Method for manufacturing a steel spring, characterized in that: a drawn steel wire is supplied which has been subjected to quenching and tempering at a temperature Tr less than or equal to 500 ° C. and having a tensile strength Rm greater than or equal to 1900 MPa, the chemical composition of which comprises, in weight: 0.4% ≤ VS ≤ 0.7% 1% ≤ Yes ≤ 1.7% 0.4% ≤ Mn ≤ 1% 0.3% ≤ Cr ≤ 1% 0% ≤ Mo ≤ 0.2% 0% ≤ V ≤ 0.2% the rest being iron and impurities resulting from the production, we form a spring blank, and a surface nitriding treatment is carried out on the spring blank at a temperature below the tempering temperature Tr so as to obtain a nitrided surface layer of which the nitrogen content is greater than at least 0.4% over the first 20 µm, said nitrided layer being free of a white surface layer consisting of ε nitrides.
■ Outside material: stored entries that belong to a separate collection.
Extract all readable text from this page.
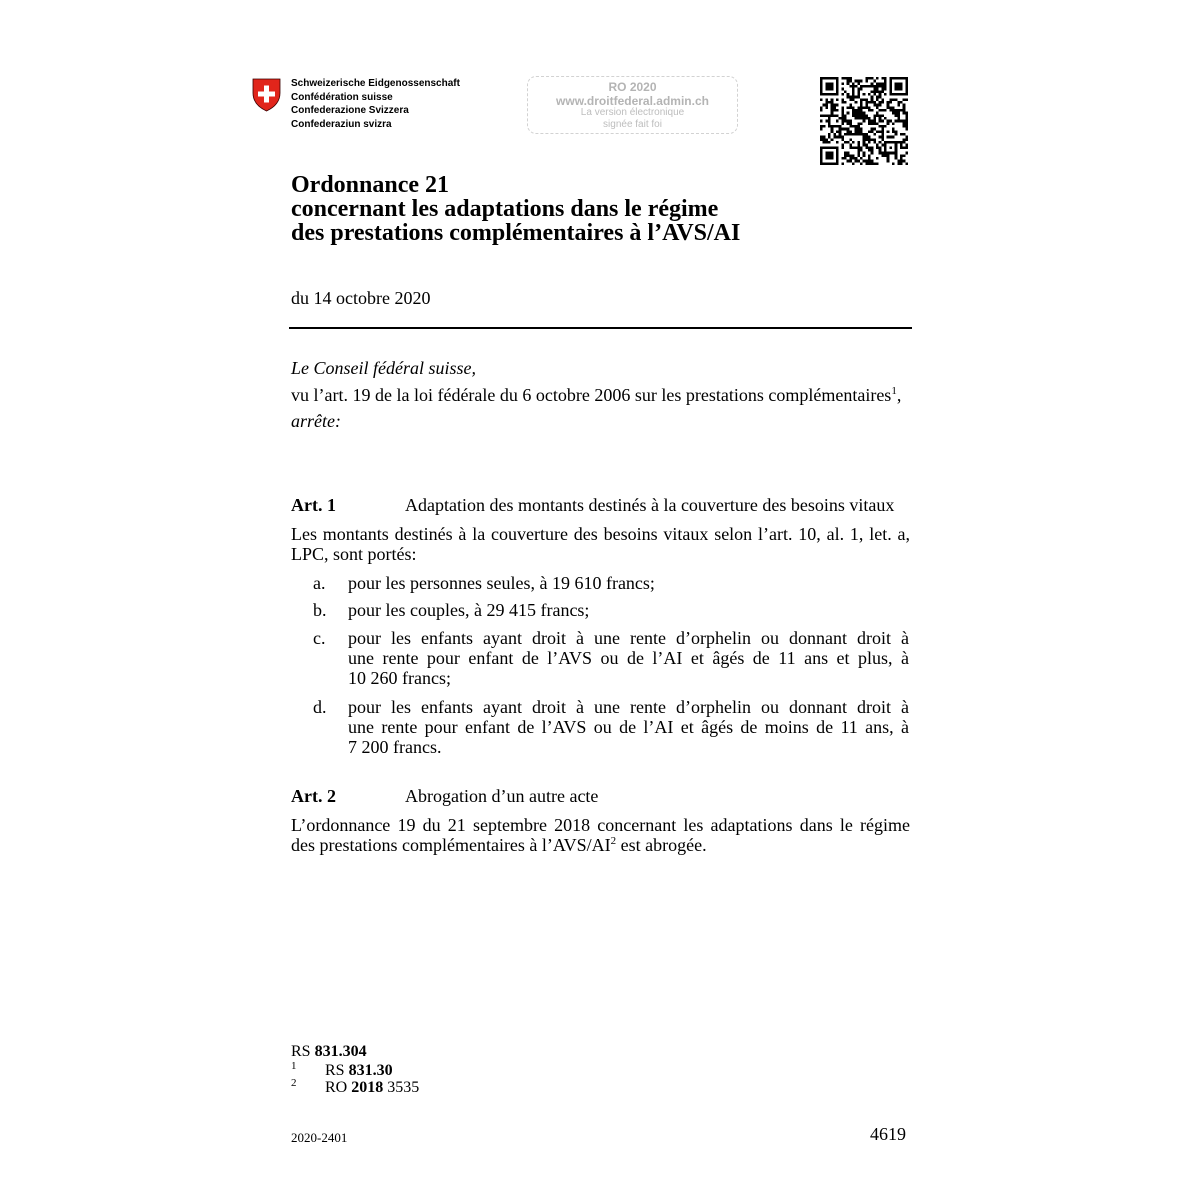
Schweizerische Eidgenossenschaft
Confédération suisse
Confederazione Svizzera
Confederaziun svizra
RO 2020
www.droitfederal.admin.ch
La version électronique
signée fait foi
Ordonnance 21
concernant les adaptations dans le régime
des prestations complémentaires à l’AVS/AI
du 14 octobre 2020
Le Conseil fédéral suisse,
vu l’art. 19 de la loi fédérale du 6 octobre 2006 sur les prestations complémentaires$^1$,
arrête:
Art. 1	Adaptation des montants destinés à la couverture des besoins vitaux
Les montants destinés à la couverture des besoins vitaux selon l’art. 10, al. 1, let. a,
LPC, sont portés:
a. pour les personnes seules, à 19 610 francs;
b. pour les couples, à 29 415 francs;
c. pour les enfants ayant droit à une rente d’orphelin ou donnant droit à
une rente pour enfant de l’AVS ou de l’AI et âgés de 11 ans et plus, à
10 260 francs;
d. pour les enfants ayant droit à une rente d’orphelin ou donnant droit à
une rente pour enfant de l’AVS ou de l’AI et âgés de moins de 11 ans, à
7 200 francs.
Art. 2	Abrogation d’un autre acte
L’ordonnance 19 du 21 septembre 2018 concernant les adaptations dans le régime
des prestations complémentaires à l’AVS/AI$^2$ est abrogée.
RS 831.304
1 RS 831.30
2 RO 2018 3535
2020-2401	4619
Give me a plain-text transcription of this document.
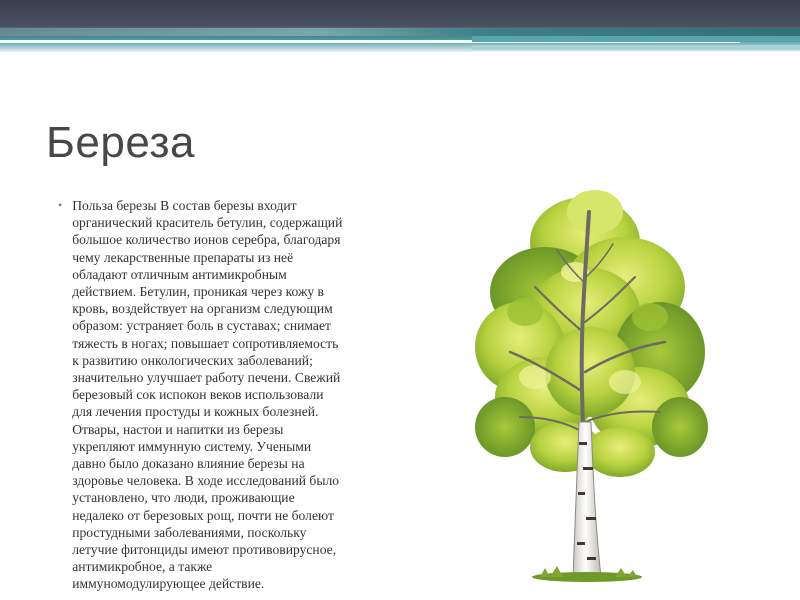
Береза
• Польза березы В состав березы входит
органический краситель бетулин, содержащий
большое количество ионов серебра, благодаря
чему лекарственные препараты из неё
обладают отличным антимикробным
действием. Бетулин, проникая через кожу в
кровь, воздействует на организм следующим
образом: устраняет боль в суставах; снимает
тяжесть в ногах; повышает сопротивляемость
к развитию онкологических заболеваний;
значительно улучшает работу печени. Свежий
березовый сок испокон веков использовали
для лечения простуды и кожных болезней.
Отвары, настои и напитки из березы
укрепляют иммунную систему. Учеными
давно было доказано влияние березы на
здоровье человека. В ходе исследований было
установлено, что люди, проживающие
недалеко от березовых рощ, почти не болеют
простудными заболеваниями, поскольку
летучие фитонциды имеют противовирусное,
антимикробное, а также
иммуномодулирующее действие.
Method according to claim 1 characterized in that the hardness surface of the nitrided surface layer is greater than 64 HRC and thicker than 150 µm, the core hardness of the spring being greater than 50 HRC. Method according to claim 1 or claim 2 characterized in that the thickness of the nitrided layer is greater than 150 μm. Process according to any one of Claims 1 to 3, characterized in that the hardness at the core of the spring is greater than 50 HRC. Method according to any one of Claims 1 to 4, characterized in that that the nitriding treatment is an ionic nitriding treatment. Process according to any one of Claims 1 to 5, characterized in that the chemical composition of the steel is such that: 0.57% ≤ VS ≤ 0.6% 1.5% ≤ Yes ≤ 1.6% 0.65% ≤ Mn ≤ 0.7% 0.7% ≤ Cr ≤ 0.8% 0.05% ≤ Mo ≤ 0.08% 0.15% ≤ V ≤ 0.2% the remainder being iron and impurities resulting from processing. Spring characterized in that it consists of a drawn wire of steel, the chemical composition of which comprises, by weight: 0.57% ≤ VS ≤ 0.6% 1.5% ≤ Yes ≤ 1.6% 0.65% ≤ Mn ≤ 0.7% 0.7% ≤ Cr ≤ 0.8% 0.05% ≤ Mo ≤ 0.08% 0.15% ≤ V ≤ 0.2% the rest being iron and impurities resulting from the production,
and in that it comprises on its surface a nitrided layer whose nitrogen content on at least the first 20 µm is greater than 0.4%, whose thickness is greater than 150 µm and the surface hardness is greater than 64 HRC, the hardness at the core of the spring being greater than 50 HRC, the nitrided layer being free of a white surface layer made up of ε nitrides. Steel for the manufacture of nitrided springs on the surface, characterized in that its chemical composition is such that: 0.57% ≤ VS ≤ 0.6% 1.5% ≤ Yes ≤ 1.6% 0.65% ≤ Mn ≤ 0.7% 0.7% ≤ Cr ≤ 0.8% 0.05% ≤ Mo ≤ 0.08% 0.15% ≤ V ≤ 0.2% the remainder being iron and impurities resulting from processing.